ÉPOCA – Vocês detectaram que, na média, os transexuais femininos fazem a transição de gênero 10 anos mais tarde que os transexuais masculinos. O que isso quer dizer?
Kristen - Há várias razões, mas a principal é que na sociedade americana há um pouco mais de espaço para mulheres que querem adotar uma conduta masculina. Se já é chocante a mudança de sexo em uma sociedade com preconceitos velados, um homem querer ser mulher é algo mais chocante ainda. Por isso, penso que as mulheres transexuais encontram mais oposição, elas têm perdas maior e, por isso, costumam esperar mais. Especialmente em empregos especializados, existe uma idéia geral de que talvez eles não serão capazes de mantê-los após a transição para o sexo feminino. Eles esperam ou adiam por causa das possibilidades de perda de salário, de autoridade e até do próprio emprego. No entanto, cedo ou tarde fazem a transição.

ÉPOCA – Eles relataram alguma mudança nas habilidades para realizar o trabalho após a mudança de sexo?
Kristen - Eu não acredito que as habilidades mudam. As pessoas acreditam que as habilidades tenham mudado. Uma transexual feminina que escreve programas de computador me contou que um colega pergunto se ela ainda sabia programar. As pessoas pensam que as capacidades mudam porque o sexo muda. Mas o capital humano não é algo que se perde.

ÉPOCA – Que tipos de experiências negativas os transexuais relataram ter vivido no ambiente de trabalho?
Kristen - As transexuais femininas muitas vezes perdem o emprego de anos por causa da transição. Não perdem por causa da mudança de sexo, mas por pequenas questões que nunca haviam sido um problema. As pessoas passam a julgá-las mais. Apesar de velado, sabemos que o problema não é o desempenho no trabalho, mas a transexualidade. Algumas vezes os colegas são abertos e dizem que o transexual não é mais bem-vindo no ambiente de trabalho.

ÉPOCA – E o que os homens transexuais relatam?
Kristen - Eles disseram que alguns colegas demonstram incômodo, mas a resistência é menor. Nós últimos tempos, conversei pessoalmente com 65 transexuais masculinos no Texas e na Califórnia. As experiências contadas foram relativamente positivas. Aqui nos EUA ser homem é uma vantagem no trabalho.

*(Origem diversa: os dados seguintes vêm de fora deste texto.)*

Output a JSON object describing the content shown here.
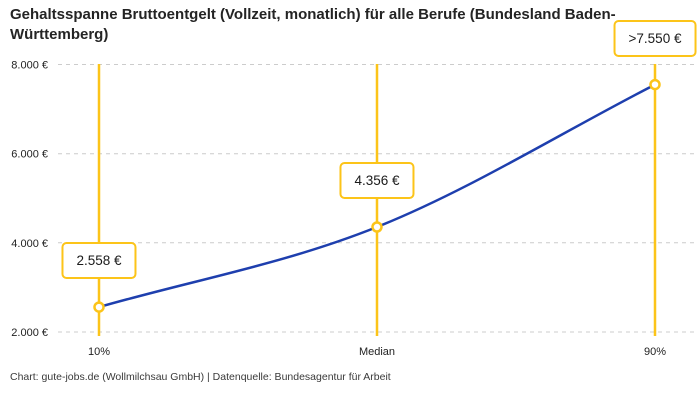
{
  "chart_data": {
    "type": "line",
    "title": "Gehaltsspanne Bruttoentgelt (Vollzeit, monatlich) für alle Berufe (Bundesland Baden-Württemberg)",
    "categories": [
      "10%",
      "Median",
      "90%"
    ],
    "values": [
      2558,
      4356,
      7550
    ],
    "value_labels": [
      "2.558 €",
      "4.356 €",
      ">7.550 €"
    ],
    "y_ticks": {
      "values": [
        2000,
        4000,
        6000,
        8000
      ],
      "labels": [
        "2.000 €",
        "4.000 €",
        "6.000 €",
        "8.000 €"
      ]
    },
    "ylim": [
      2000,
      8000
    ],
    "xlabel": "",
    "ylabel": "",
    "grid": "horizontal-dashed",
    "legend": "none",
    "colors": {
      "line": "#1e3fae",
      "marker_ring": "#fcc419",
      "marker_fill": "#ffffff",
      "category_line": "#fcc419",
      "label_border": "#fcc419",
      "grid": "#cccccc",
      "text": "#222222"
    }
  },
  "footer": {
    "credit": "Chart: gute-jobs.de (Wollmilchsau GmbH) | Datenquelle: Bundesagentur für Arbeit"
  }
}
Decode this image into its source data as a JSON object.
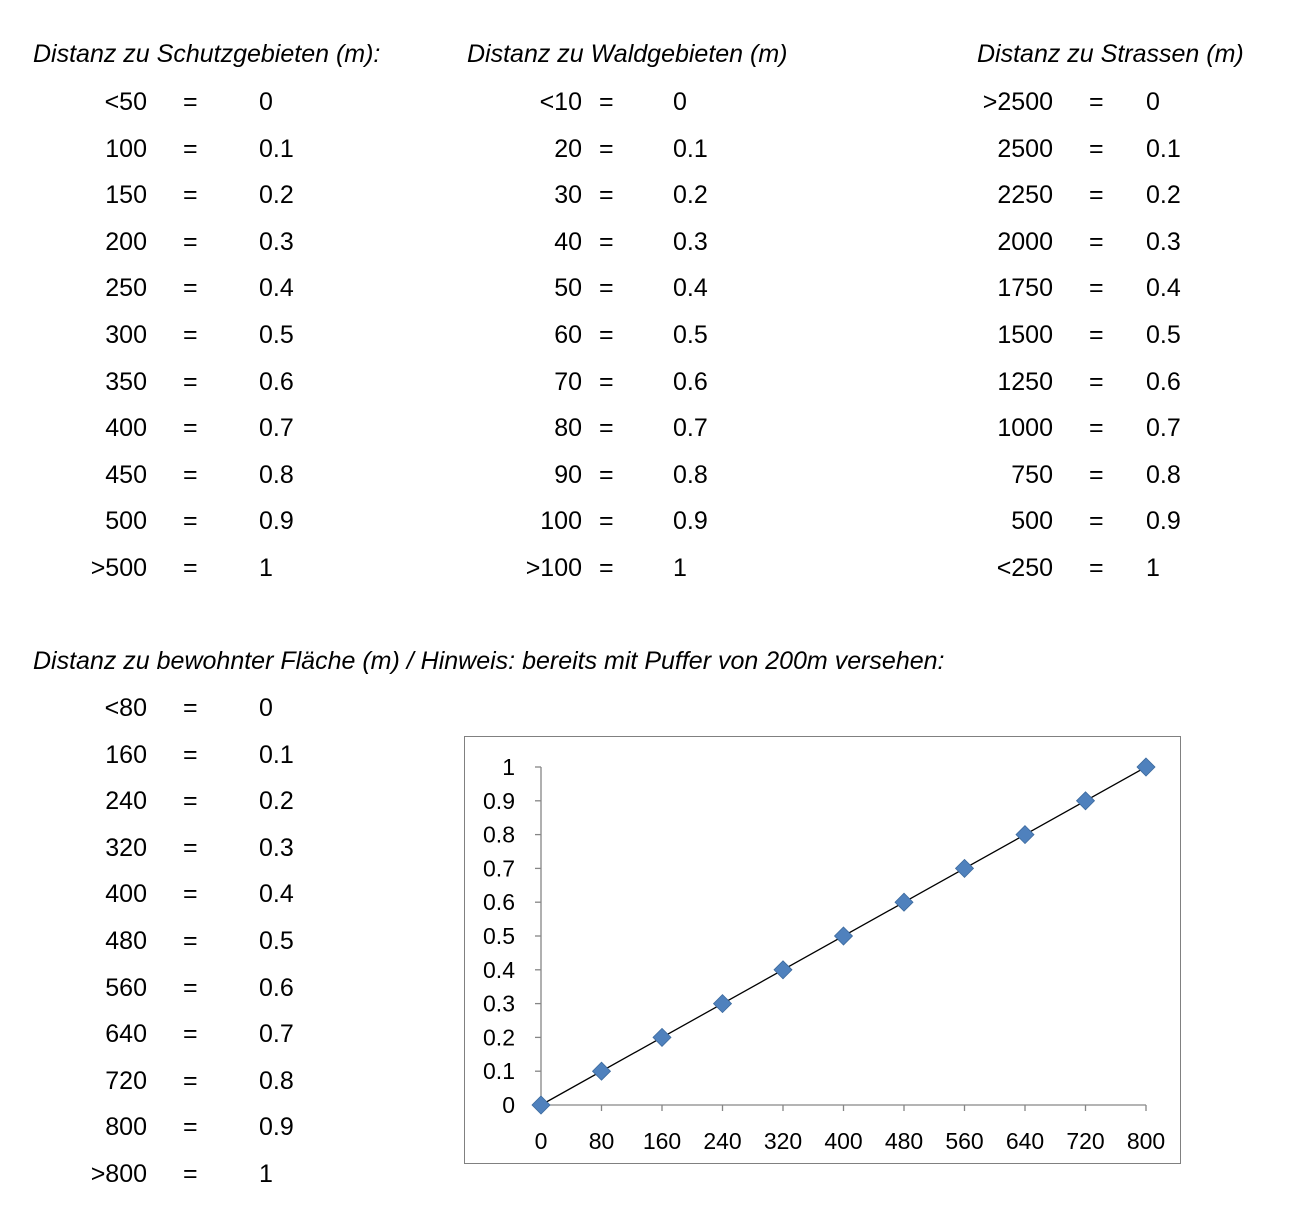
{
  "sections": {
    "schutz": {
      "title": "Distanz zu Schutzgebieten (m):",
      "rows": [
        {
          "d": "<50",
          "eq": "=",
          "v": "0"
        },
        {
          "d": "100",
          "eq": "=",
          "v": "0.1"
        },
        {
          "d": "150",
          "eq": "=",
          "v": "0.2"
        },
        {
          "d": "200",
          "eq": "=",
          "v": "0.3"
        },
        {
          "d": "250",
          "eq": "=",
          "v": "0.4"
        },
        {
          "d": "300",
          "eq": "=",
          "v": "0.5"
        },
        {
          "d": "350",
          "eq": "=",
          "v": "0.6"
        },
        {
          "d": "400",
          "eq": "=",
          "v": "0.7"
        },
        {
          "d": "450",
          "eq": "=",
          "v": "0.8"
        },
        {
          "d": "500",
          "eq": "=",
          "v": "0.9"
        },
        {
          "d": ">500",
          "eq": "=",
          "v": "1"
        }
      ]
    },
    "wald": {
      "title": "Distanz zu Waldgebieten (m)",
      "rows": [
        {
          "d": "<10",
          "eq": "=",
          "v": "0"
        },
        {
          "d": "20",
          "eq": "=",
          "v": "0.1"
        },
        {
          "d": "30",
          "eq": "=",
          "v": "0.2"
        },
        {
          "d": "40",
          "eq": "=",
          "v": "0.3"
        },
        {
          "d": "50",
          "eq": "=",
          "v": "0.4"
        },
        {
          "d": "60",
          "eq": "=",
          "v": "0.5"
        },
        {
          "d": "70",
          "eq": "=",
          "v": "0.6"
        },
        {
          "d": "80",
          "eq": "=",
          "v": "0.7"
        },
        {
          "d": "90",
          "eq": "=",
          "v": "0.8"
        },
        {
          "d": "100",
          "eq": "=",
          "v": "0.9"
        },
        {
          "d": ">100",
          "eq": "=",
          "v": "1"
        }
      ]
    },
    "strassen": {
      "title": "Distanz zu Strassen (m)",
      "rows": [
        {
          "d": ">2500",
          "eq": "=",
          "v": "0"
        },
        {
          "d": "2500",
          "eq": "=",
          "v": "0.1"
        },
        {
          "d": "2250",
          "eq": "=",
          "v": "0.2"
        },
        {
          "d": "2000",
          "eq": "=",
          "v": "0.3"
        },
        {
          "d": "1750",
          "eq": "=",
          "v": "0.4"
        },
        {
          "d": "1500",
          "eq": "=",
          "v": "0.5"
        },
        {
          "d": "1250",
          "eq": "=",
          "v": "0.6"
        },
        {
          "d": "1000",
          "eq": "=",
          "v": "0.7"
        },
        {
          "d": "750",
          "eq": "=",
          "v": "0.8"
        },
        {
          "d": "500",
          "eq": "=",
          "v": "0.9"
        },
        {
          "d": "<250",
          "eq": "=",
          "v": "1"
        }
      ]
    },
    "bewohnt": {
      "title": "Distanz zu bewohnter Fläche (m) / Hinweis: bereits mit Puffer von 200m versehen:",
      "rows": [
        {
          "d": "<80",
          "eq": "=",
          "v": "0"
        },
        {
          "d": "160",
          "eq": "=",
          "v": "0.1"
        },
        {
          "d": "240",
          "eq": "=",
          "v": "0.2"
        },
        {
          "d": "320",
          "eq": "=",
          "v": "0.3"
        },
        {
          "d": "400",
          "eq": "=",
          "v": "0.4"
        },
        {
          "d": "480",
          "eq": "=",
          "v": "0.5"
        },
        {
          "d": "560",
          "eq": "=",
          "v": "0.6"
        },
        {
          "d": "640",
          "eq": "=",
          "v": "0.7"
        },
        {
          "d": "720",
          "eq": "=",
          "v": "0.8"
        },
        {
          "d": "800",
          "eq": "=",
          "v": "0.9"
        },
        {
          "d": ">800",
          "eq": "=",
          "v": "1"
        }
      ]
    }
  },
  "chart_data": {
    "type": "scatter",
    "title": "",
    "xlabel": "",
    "ylabel": "",
    "x": [
      0,
      80,
      160,
      240,
      320,
      400,
      480,
      560,
      640,
      720,
      800
    ],
    "series": [
      {
        "values": [
          0,
          0.1,
          0.2,
          0.3,
          0.4,
          0.5,
          0.6,
          0.7,
          0.8,
          0.9,
          1
        ]
      }
    ],
    "xticks": [
      "0",
      "80",
      "160",
      "240",
      "320",
      "400",
      "480",
      "560",
      "640",
      "720",
      "800"
    ],
    "yticks": [
      "0",
      "0.1",
      "0.2",
      "0.3",
      "0.4",
      "0.5",
      "0.6",
      "0.7",
      "0.8",
      "0.9",
      "1"
    ],
    "xlim": [
      0,
      800
    ],
    "ylim": [
      0,
      1
    ],
    "trendline": "linear",
    "grid": false,
    "legend": "none",
    "marker": "diamond",
    "marker_color": "#4F81BD",
    "line_color": "#000000"
  }
}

ÉPOCA – Quais outras conclusões você pode tirar de seu estudo?
Kristen - Uma coisa que percebi com meus estudos é que, se você quer melhorar o ambiente de trabalho para os transexuais, os empregadores realmente têm um papel-chave. Se um funcionário diz que pretende mudar de sexo, o chefe deve reunir os empregados, afirmar as políticas de boas relações na empresa, ter um amparo psicológico se for preciso e deixar claro que o assédio não vai ser permitido. Quando o empregador diz que não sabe como ajudar, não sabe o que dizer, os colegas que não estão satisfeitos se sentirão livres para expressar isso.